Supported by The Climate Center

AB 491 (Connolly) Climate Goals: Natural and Working Lands

Farmworker with beans. Photo via Canva.

AB 491 will make California the first state in the nation to codify climate targets that harness the power of California’s natural and working lands to achieve carbon neutrality.

In 2022, the legislature passed AB 1757 (C. Garcia & R. Rivas), which directed state agencies to determine targets for nature-based climate solutions that reduce greenhouse gas emissions, sequester carbon, and foster climate resilience. The Climate Center played a key role to pass AB 1757, then co-chaired the statewide Natural and Working Lands Coalition and worked directly with state agencies and the expert advisory committee to set these ambitious targets.

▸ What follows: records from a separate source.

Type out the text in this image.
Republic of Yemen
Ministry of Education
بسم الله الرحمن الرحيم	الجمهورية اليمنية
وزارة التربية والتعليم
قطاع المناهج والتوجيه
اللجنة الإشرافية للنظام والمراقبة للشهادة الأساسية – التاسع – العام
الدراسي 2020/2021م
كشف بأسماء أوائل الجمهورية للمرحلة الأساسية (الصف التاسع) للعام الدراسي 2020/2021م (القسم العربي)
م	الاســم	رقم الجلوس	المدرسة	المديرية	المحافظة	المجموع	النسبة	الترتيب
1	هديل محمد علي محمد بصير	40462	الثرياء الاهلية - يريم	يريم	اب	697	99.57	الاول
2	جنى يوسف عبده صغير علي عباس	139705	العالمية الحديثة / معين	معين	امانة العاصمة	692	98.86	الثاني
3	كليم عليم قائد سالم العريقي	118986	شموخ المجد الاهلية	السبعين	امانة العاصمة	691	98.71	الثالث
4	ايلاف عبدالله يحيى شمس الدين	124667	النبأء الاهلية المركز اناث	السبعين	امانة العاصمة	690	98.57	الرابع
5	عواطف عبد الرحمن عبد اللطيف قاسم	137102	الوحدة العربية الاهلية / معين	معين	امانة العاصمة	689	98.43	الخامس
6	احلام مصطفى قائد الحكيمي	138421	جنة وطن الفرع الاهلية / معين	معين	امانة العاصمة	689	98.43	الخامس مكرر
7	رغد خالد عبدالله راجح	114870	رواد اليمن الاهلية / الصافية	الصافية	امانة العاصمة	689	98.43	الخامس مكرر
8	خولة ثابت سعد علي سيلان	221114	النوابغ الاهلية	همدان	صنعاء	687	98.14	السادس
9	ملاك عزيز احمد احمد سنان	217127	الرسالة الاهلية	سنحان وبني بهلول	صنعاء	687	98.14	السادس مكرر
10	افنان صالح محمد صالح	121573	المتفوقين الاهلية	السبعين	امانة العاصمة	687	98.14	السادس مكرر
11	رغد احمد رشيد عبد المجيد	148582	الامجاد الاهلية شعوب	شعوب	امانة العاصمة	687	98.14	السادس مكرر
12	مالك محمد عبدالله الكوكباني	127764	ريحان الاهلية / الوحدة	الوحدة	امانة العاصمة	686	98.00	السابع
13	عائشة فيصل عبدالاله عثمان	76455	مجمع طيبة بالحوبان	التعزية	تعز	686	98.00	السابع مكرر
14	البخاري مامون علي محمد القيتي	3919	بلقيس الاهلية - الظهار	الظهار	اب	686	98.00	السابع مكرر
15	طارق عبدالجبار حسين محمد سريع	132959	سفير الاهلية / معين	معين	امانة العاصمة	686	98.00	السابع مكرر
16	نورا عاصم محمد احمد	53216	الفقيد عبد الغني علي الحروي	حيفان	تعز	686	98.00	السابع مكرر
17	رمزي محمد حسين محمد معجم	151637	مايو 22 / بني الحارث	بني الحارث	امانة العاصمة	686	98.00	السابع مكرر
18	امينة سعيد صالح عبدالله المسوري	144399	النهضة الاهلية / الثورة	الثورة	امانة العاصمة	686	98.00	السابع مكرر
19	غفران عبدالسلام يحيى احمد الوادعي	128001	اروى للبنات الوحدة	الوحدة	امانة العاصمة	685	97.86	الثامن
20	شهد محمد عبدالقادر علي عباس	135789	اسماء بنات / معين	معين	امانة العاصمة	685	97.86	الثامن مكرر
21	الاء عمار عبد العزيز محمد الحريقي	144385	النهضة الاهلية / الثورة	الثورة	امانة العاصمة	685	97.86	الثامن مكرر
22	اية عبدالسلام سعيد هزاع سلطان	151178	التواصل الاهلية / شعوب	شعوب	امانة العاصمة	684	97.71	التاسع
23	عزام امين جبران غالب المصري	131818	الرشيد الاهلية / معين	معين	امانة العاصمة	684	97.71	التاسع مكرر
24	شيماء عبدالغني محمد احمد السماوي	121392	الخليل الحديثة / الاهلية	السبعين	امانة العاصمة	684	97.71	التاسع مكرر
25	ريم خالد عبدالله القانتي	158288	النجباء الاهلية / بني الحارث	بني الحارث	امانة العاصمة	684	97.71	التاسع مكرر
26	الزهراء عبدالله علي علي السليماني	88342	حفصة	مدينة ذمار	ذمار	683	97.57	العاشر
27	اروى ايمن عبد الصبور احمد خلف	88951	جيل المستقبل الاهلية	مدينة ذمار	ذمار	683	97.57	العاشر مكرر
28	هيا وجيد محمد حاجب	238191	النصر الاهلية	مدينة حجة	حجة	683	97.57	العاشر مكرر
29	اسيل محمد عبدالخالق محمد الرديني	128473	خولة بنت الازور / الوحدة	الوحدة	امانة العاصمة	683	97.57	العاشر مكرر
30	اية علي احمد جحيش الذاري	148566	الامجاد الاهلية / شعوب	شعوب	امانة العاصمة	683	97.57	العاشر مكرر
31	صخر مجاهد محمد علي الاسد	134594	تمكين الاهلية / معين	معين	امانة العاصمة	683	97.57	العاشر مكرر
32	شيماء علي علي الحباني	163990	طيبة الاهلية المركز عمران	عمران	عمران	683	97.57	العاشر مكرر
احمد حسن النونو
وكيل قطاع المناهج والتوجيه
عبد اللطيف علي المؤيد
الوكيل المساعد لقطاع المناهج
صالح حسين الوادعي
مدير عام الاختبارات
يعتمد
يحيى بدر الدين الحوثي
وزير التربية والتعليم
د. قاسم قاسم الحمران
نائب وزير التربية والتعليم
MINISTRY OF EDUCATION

California’s natural and working lands are essential to both mitigating emissions and drawing down past emissions to curb the climate crisis. Over the next 20 years, the state will work to transform more than half of its 100 million acres into healthier, climate-resilient landscapes, spanning farms, ranches, forests, grasslands, and wetlands. This includes targets like managing more than 30 million acres to reduce wildfire risk through prescribed burns and grazing. Benefits include drawing down carbon, building resilience to drought and extreme heat, and increasing water and food security. Urban greening, forestry, croplands, wetlands, and action on other land types are also part of the comprehensive 81 targets to increase the health of our land types.

AB 491 will make these goals the law of the land and demonstrate California’s commitment to bold climate action.